To prepare ganache: Over a double boiler, heat cream and chopped chocolate. When chocolate is mostly melted, lightly whisk until ganache is smooth and shiny. Whisk in rum (optional) and salt. Chill for several hours.
To form hamantaschen: Roll chilled chocolate sucree to slightly more than 1/8 inch thick. Using a round cutter or glass rim dipped in flour, cut circles of about 3 inches in diameter. If adding dried fruit or nuts, sprinkle a small amount in the center of the cut discs.
Remove ganache from fridge, and using either a small ice-cream scoop or by hand, form about 1 inch round balls and place in center of sucree circles. Carefully fold in the edges to form a triangular shape, and pinch the corners to seal. Ensure there are no gaps or tears in the dough, to prevent filling from oozing out during baking.
Bake hamantaschen on greased cookie sheets at 350 F for about 15 minutes, until crust is baked through. Ganache will liquify during baking, but will set as hamantaschen cool.
This second recipe features a really dark chocolate pastry, and these hamentaschen are filled with jam.
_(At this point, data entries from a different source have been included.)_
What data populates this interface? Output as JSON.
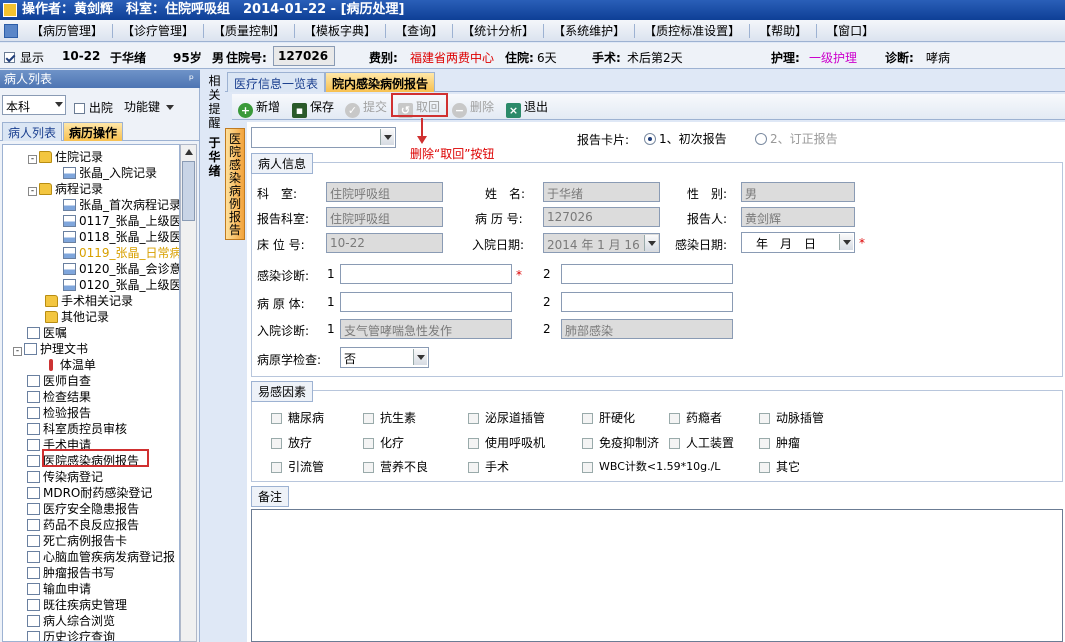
{
  "titlebar": {
    "text": "操作者：黄剑辉　科室：住院呼吸组　2014-01-22 - [病历处理]"
  },
  "menu": [
    "【病历管理】",
    "【诊疗管理】",
    "【质量控制】",
    "【模板字典】",
    "【查询】",
    "【统计分析】",
    "【系统维护】",
    "【质控标准设置】",
    "【帮助】",
    "【窗口】"
  ],
  "infobar": {
    "show_label": "显示",
    "bed": "10-22",
    "name": "于华绪",
    "age": "95岁",
    "gender": "男",
    "pid_label": "住院号:",
    "pid": "127026",
    "fee_label": "费别:",
    "fee": "福建省两费中心",
    "stay_label": "住院:",
    "stay": "6天",
    "surgery_label": "手术:",
    "surgery": "术后第2天",
    "nursing_label": "护理:",
    "nursing": "一级护理",
    "diag_label": "诊断:",
    "diag": "哮病"
  },
  "left": {
    "header": "病人列表",
    "pin": "ᵖ",
    "dept": "本科",
    "discharge": "出院",
    "funckey": "功能键",
    "tabs": [
      "病人列表",
      "病历操作"
    ],
    "tree": [
      "住院记录",
      "张晶_入院记录",
      "病程记录",
      "张晶_首次病程记录",
      "0117_张晶_上级医",
      "0118_张晶_上级医",
      "0119_张晶_日常病",
      "0120_张晶_会诊意",
      "0120_张晶_上级医",
      "手术相关记录",
      "其他记录",
      "医嘱",
      "护理文书",
      "体温单",
      "医师自查",
      "检查结果",
      "检验报告",
      "科室质控员审核",
      "手术申请",
      "医院感染病例报告",
      "传染病登记",
      "MDRO耐药感染登记",
      "医疗安全隐患报告",
      "药品不良反应报告",
      "死亡病例报告卡",
      "心脑血管疾病发病登记报",
      "肿瘤报告书写",
      "输血申请",
      "既往疾病史管理",
      "病人综合浏览",
      "历史诊疗查询"
    ]
  },
  "vtabs": {
    "remind": "相关提醒",
    "name": "于华绪",
    "report": "医院感染病例报告"
  },
  "toptabs": [
    "医疗信息一览表",
    "院内感染病例报告"
  ],
  "toolbar": {
    "new": "新增",
    "save": "保存",
    "submit": "提交",
    "retract": "取回",
    "delete": "删除",
    "exit": "退出"
  },
  "annotation": "删除“取回”按钮",
  "form": {
    "card_label": "报告卡片:",
    "card_opt1": "1、初次报告",
    "card_opt2": "2、订正报告",
    "patient_group": "病人信息",
    "dept_label": "科　室:",
    "dept_value": "住院呼吸组",
    "name_label": "姓　名:",
    "name_value": "于华绪",
    "gender_label": "性　别:",
    "gender_value": "男",
    "report_dept_label": "报告科室:",
    "report_dept_value": "住院呼吸组",
    "record_no_label": "病 历 号:",
    "record_no_value": "127026",
    "reporter_label": "报告人:",
    "reporter_value": "黄剑辉",
    "bed_label": "床 位 号:",
    "bed_value": "10-22",
    "admit_date_label": "入院日期:",
    "admit_date_value": "2014 年 1 月 16 日",
    "infect_date_label": "感染日期:",
    "infect_date_value": "年　月　日",
    "infect_diag_label": "感染诊断:",
    "pathogen_label": "病 原 体:",
    "admit_diag_label": "入院诊断:",
    "admit_diag1": "支气管哮喘急性发作",
    "admit_diag2": "肺部感染",
    "num1": "1",
    "num2": "2",
    "pathogen_test_label": "病原学检查:",
    "pathogen_test_value": "否",
    "risk_group": "易感因素",
    "risk_factors": [
      "糖尿病",
      "抗生素",
      "泌尿道插管",
      "肝硬化",
      "药瘾者",
      "动脉插管",
      "放疗",
      "化疗",
      "使用呼吸机",
      "免疫抑制济",
      "人工装置",
      "肿瘤",
      "引流管",
      "营养不良",
      "手术",
      "WBC计数<1.59*10g./L",
      "其它"
    ],
    "remarks_group": "备注"
  },
  "colors": {
    "title_bg": "#0e3f96",
    "tab_active": "#f7c04f",
    "alert_red": "#d03030"
  }
}
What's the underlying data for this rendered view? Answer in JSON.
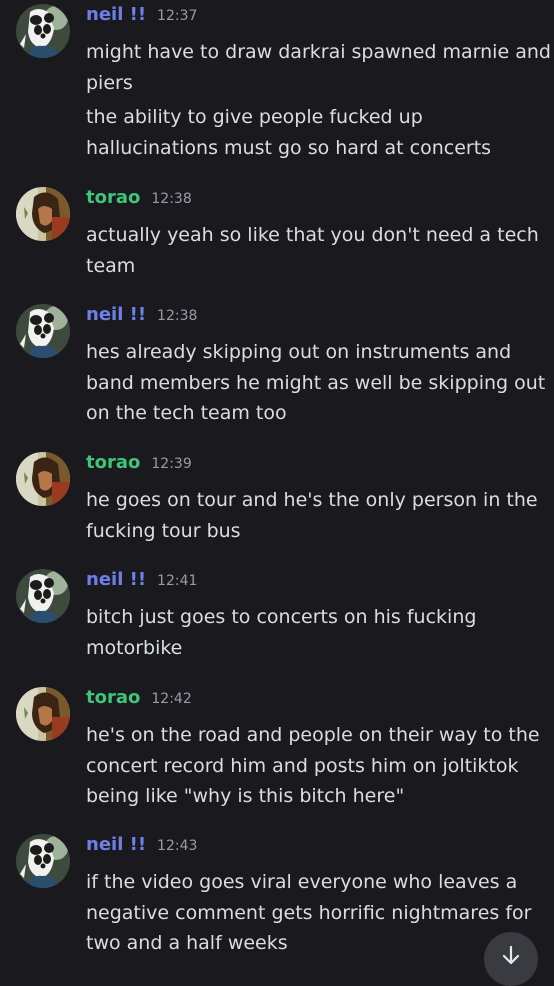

This recipe is adapted from Emily at Voila! Adventures in the Kitchen with Emily. Another great taste treat is to fill these with peanut butter.
II. CHOCOLATE HAMENTASCHEN
Recipe from Emily at Voila! Adventures in the Kitchen with Emily.
Recipe originally adapted from Coconut and Lime
1/3 cup sugar
1/4 cup unsalted butter, softened
1 teaspoon Madagascar vanilla
3/4 cup flour
1/4 cup DARK cocoa
1 teaspoon baking powder
1/4 teaspoon salt
1/2 cup of any flavor jam, divided
Preheat oven to 350. Grease or line with cookie sheet with parchment paper
1. In a large bowl, cream together the sugar and butter until fluffy. Add the egg and vanilla and beat thoroughly.
2. Add flour, cocoa, baking powder and salt and mix until a thick dough forms. Refrigerate the dough for about 10 minutes.
3. Sprinkle a clean work area with powdered sugar. Roll out the dough until about 1/4 inch thick. Cut out 2 to 3 inch rounds. Place them on the cookie sheets about 2 inches apart.
4. Spoon 1-2 tsp of jam (or peanut butter) in the middle and fold the sides to create a triangle shape. Pinch the corners and lightly smoosh them down so there isn’t a visible seam. Bake for 10-12 minutes.